Valuing Climate Liabilities: Calculating the Cost of Countries’ Historical Damage from Carbon Emissions to Inform Future Climate Finance Commitments

A central commitment of action on climate is the promise of “developed countries” to jointly mobilize $100 billion of climate finance per year by 2020 (and through to 2025), formalised at the UN climate change conference in 2010 (COP16). Five years later, the Paris Agreement reaffirmed this commitment and promised a new goal after 2025 “from a floor of USD 100 billion per year.”

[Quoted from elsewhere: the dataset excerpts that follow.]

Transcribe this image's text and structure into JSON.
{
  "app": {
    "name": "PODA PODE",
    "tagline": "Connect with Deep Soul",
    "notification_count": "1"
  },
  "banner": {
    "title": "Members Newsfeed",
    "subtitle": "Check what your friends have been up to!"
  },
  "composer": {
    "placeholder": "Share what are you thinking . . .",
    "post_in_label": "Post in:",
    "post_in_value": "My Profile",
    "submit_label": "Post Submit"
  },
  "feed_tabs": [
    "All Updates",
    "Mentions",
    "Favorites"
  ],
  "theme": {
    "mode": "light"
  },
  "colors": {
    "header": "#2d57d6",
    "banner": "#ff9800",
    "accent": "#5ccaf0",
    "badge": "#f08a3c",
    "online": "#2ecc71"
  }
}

We propose an approach for calculating financial climate liabilities for each country based on their historical CO2 emissions, using the idea of an externality: a social cost that has not been borne by the agent whose actions produced it. The paper follows earlier work on calculating carbon debts (e.g., Kunnas, 2014) which we update with recent and authoritative research on carbon pricing methods. We also adjust for awareness, calculating the accruing of liabilities only from the time that countries knew that their emissions were harmful. We present several scenarios adjusting this and other assumptions. The main scenario produces a clearly quantified liability for each country and a total carbon liability to the world of $34 trillion, or $4,500 per capita. If this liability was used to set climate finance goals, it would suggest OECD countries would need to contribute $190 billion a year to 2100. The analysis also highlights that other industrialised countries, notably China and Russia, have also built-up substantial liabilities and should therefore also contribute to future climate finance goals.